Originally posted by Rex Springston in the Richmond Times-Dispatch on November 16, 2015
Kristi Orcutt often carries her work home with her. Sometimes her work sits on the couch and watches TV with her.
Orcutt, 50, raises goats, which she hires out as living weed whackers for places being overtaken by unwanted plants.
But to Orcutt, her 20 goats are more than livestock. They are pets, and it’s not unusual to find one in the house. The work they do, she said, is not just a business but a boon to the environment.
“Hello, darling. Oh, I love you,” the sandy-haired Orcutt cooed into the ear of a goat named Clover the other day as the affectionate animal ran up to her in a temporary pen at Richmond’s Bryan Park.
Clover and 11 other goats were doing a chomp job at the North Richmond landmark, ridding it of Japanese stilt grass, English ivy and other invasive species.
Anecdotal evidence suggests goats are becoming increasingly popular as weed controllers, said Scott Greiner, a Virginia Tech professor of animal sciences.
Some people prefer goats to herbicides, but Greiner said both can be used safely and effectively. “I think it’s more of (a) philosophical thing” that leads people to goats, he said.
In Richmond alone, goats have been deployed in recent years in places including James River Park, Byrd Park and the Church Hill area.
But Orcutt and her crew are different.
The leaf-chewing, head-butting, stump-jumping goats draw onlookers, to which Orcutt, a longtime environmental educator, spreads the word about caring for the natural world. She’s sort of a bleating heart.
“I’m trying to foster stewardship,” Orcutt said. “Profit will probably never enter into it.”
Peter Hains of North Richmond often bikes along an old road in northwestern Bryan Park, which was weed-choked before the goats arrived. “I think they’re a great idea,” Hains said, watching the animals. “They add a little color to the neighborhood.”
The goats had nibbled the weeds to the ground and were awaiting transfer to another section of the park.

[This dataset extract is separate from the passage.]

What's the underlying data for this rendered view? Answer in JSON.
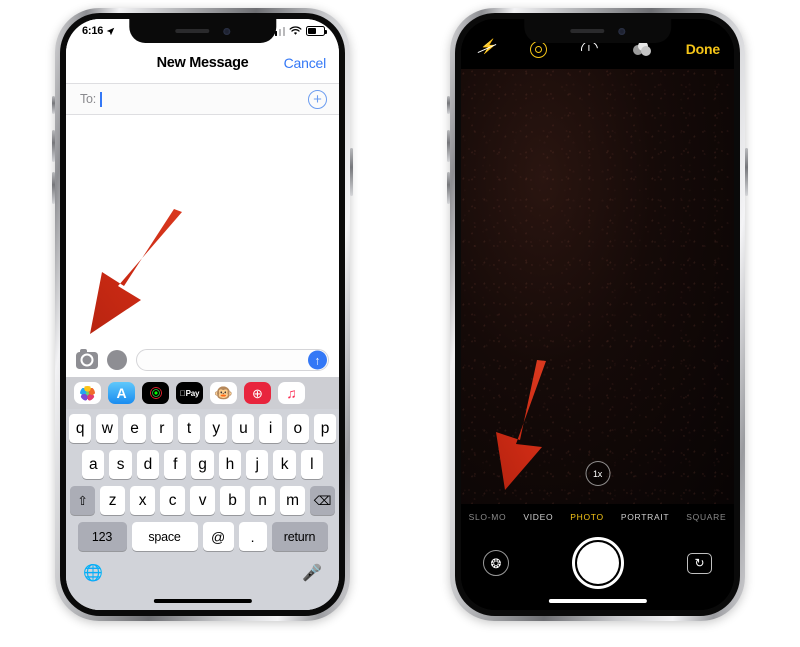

The Friends of Bryan Park, a nonprofit group, hired Orcutt to clear about 2.5 acres for about $3,000, said John Zeugner, the group’s president.
That’s about what the group would’ve paid to hire people to spray herbicides or remove plants by hand, Zeugner said.
“We like the idea of a kind of holistic way of attacking the invasives,” Zeugner said.
Zeugner’s group is investigating how to keep the bad plants from taking over again. Options include trimming by hand or perhaps bringing back the goats.
Orcutt, a Fairfax County native, holds a biology degree from Virginia Commonwealth University. A former educator and interim manager at Rockwood Park’s nature center in Chesterfield County, she works developing children’s programs at Lewis Ginter Botanical Garden.
Some of Orcutt’s goats have even put their plant-removal skills to work at the garden.
At home, Orcutt runs Bright Hope Farm near Pocahontas State Park in Chesterfield with friend Harlan Williams.
“She’s the top goat herder,” Williams said. “I’m the lackey.”
At the farm, Orcutt also raises bees, chickens, a rescued Jack Russell and a rescued corn snake.
“I’ve always been one of those nerdy people who loved nature and found refuge in it,” Orcutt said.
The goats are her favorites. She takes the animals jogging with her — one on a leash, the others following. Sometimes Clover comes in to watch TV with Orcutt from the couch.
Orcutt’s goats are Nigerian dwarfs and pygmies, two of the smaller breeds.
“I chose them because I knew nothing (when getting into goats two years ago), so I figured I’d better start off small,” she said.
In folklore, goats and their cloven hooves are often associated with the devil, but Orcutt’s animals couldn’t be sweeter. The smallest goat working at Bryan Park was a young, fawn-sized pygmy named Daisy. Her contribution looked almost like child labor, but Daisy bore a contented look.
The big-bellied goats are surprisingly solid and graceful, easily bounding over barriers or atop rocks.
Orcutt said she is constantly learning about her goats and what they are trying to say with their body language. “I feel like Jane Goodall with chimpanzees.”
It’s an urban jungle out there, sure enough, but for the goats, it suits their taste.